If you happened to have heard last Sunday’s show or heard the podcast on WFAN.com, you will recall that we were talking about a most unusual situation in NJ regarding the Wayne Hills HS football team.
The team ended their regular season with a record of 8-1 and seeded number one in their regional playoffs.
But then less than two weeks ago, the team was suddenly informed by the NJSIAA, the state’s athletic governing body, that there was some sort of residency violation involving involving three brothers on the Wayne Hills team. The three kids happen to be stars on the Wayne Hills team. Even more astounding was that the tip came from the superintendent of the Wayne Hills school district.
Sure enough, within a matter of hours, the Wayne Hills team was suspended and forced to sacrifice all of its wins this year due to the infraction. And of course, no playoffs. In effect, Wayne Hills was done for this season.
The team and the parents of the kids on the football were understandably outraged. they protested, got a lawyer, and appealed to the NJ Commissioner of Education, who agreed that the family in question hadn’t been given due process to prove their case that the three brothers were legit, e.g that they were living legally within the school district. In short, the Wayne Hills football program got a temporary break. But they had to go through a formal decision process.
But it was until late Tuesday of this past week when that final hearing was heard and the Wayne Hills football was fully reinstated and allowed to go back and play football in the playoffs. You can just imagine the sense of relief for everybody in that school: the superintendent (who, by the way, was obliged to report any perceived rules violations, the athletic director, principal, coaches, and so on).
According to Patrick Lanni of NJ.com, who was covering this case, the key evidence turned on the fact the three brothers have been living in a one-bedroom apartment with their father for the last two years.

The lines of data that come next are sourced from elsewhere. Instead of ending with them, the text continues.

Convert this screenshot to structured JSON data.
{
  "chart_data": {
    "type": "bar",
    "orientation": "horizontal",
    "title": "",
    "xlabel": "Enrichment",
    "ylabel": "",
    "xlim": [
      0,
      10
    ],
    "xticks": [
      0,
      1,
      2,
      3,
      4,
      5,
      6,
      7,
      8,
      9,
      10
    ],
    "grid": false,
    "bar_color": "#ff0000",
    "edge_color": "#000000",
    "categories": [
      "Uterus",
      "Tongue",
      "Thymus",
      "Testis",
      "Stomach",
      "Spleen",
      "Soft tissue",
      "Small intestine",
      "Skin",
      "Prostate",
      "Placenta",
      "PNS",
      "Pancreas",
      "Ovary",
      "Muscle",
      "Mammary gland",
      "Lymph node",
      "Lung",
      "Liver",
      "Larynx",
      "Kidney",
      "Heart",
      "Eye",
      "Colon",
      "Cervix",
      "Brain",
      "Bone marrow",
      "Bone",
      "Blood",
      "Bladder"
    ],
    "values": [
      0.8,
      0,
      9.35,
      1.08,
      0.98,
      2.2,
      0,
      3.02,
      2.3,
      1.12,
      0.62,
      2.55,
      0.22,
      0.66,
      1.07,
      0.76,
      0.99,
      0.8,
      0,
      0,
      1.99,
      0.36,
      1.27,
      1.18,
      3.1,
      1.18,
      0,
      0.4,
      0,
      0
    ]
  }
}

It’s a rented apartment within the school district, and they had the paperwork to show that rent had been paid. And although it sounds more than a little cramped with four guys living in a one-bedroom, it was ruled to be legitimate.
No question this was a major hassle for everyone involved. But let’s take a step back. There was a time when HS students transferred because their entire family moved to a different town or locale. And the kids in the family enrolled in the local school. Or perhaps a family enrolled a child in a private or parochial because they wanted a different kind of education for their kid.
But let’s be candid. These days, I would venture that most of the transfers that occur are done by kids (with the full support of their parents) to find a better opportunity in order to showcase their athletic skills. In short, it’s less about the education and more about the athletic opportunities. Even worse, state governing bodies just don’t have the manpower to keep track of all these kids, many of whom not only transfer once but two or three times in their HS career.
The time has come to sit down and to review and rewrite the transfer rules. In preparing for my show this week, I checked on the rules in California and Florida. Trust me, the rule books are incredibly opaque and difficult to read. And there are plenty of exceptions to each rule.
So here’s what I suggest we do:
Go back and rewrite the transfer rules so that anyone can understand them.
Sounds obvious, but in most states, you need a law degree to figure these rules out.
Put the responsibility on the school districts to check on all the athletes on their teams and make sure they are all legit.
You can’t expect the state’s governing body to check on each and every transfer. But the school should. That would include the coaching staff, the guidance department, and the athletic department. Make the effort to make sure each kid is actually living full-time in the district. If you don’t, then you bear the full responsibility.
Put real teeth into punishing the kid’s parents.
No HS kid is going to transfer into another school without his or her parents’ support. If it appears that the parent is simply trying to advance their kid’s athletic career AND the parent is working through loopholes with a transfer, punish the parent! Levy a major fine or consider some other kind of serious penalty. Remember, if their kid is caught in a lie, then the entire team is reprimanded harshly. Let that hard punishment start with the parent.
Is this easy?
No, of course not. But as more and more sports parents try and position their kid for a college scholarship by changing HS via a transfer, it’s time to cut through all the clutter and make the system functional and fair for everyone.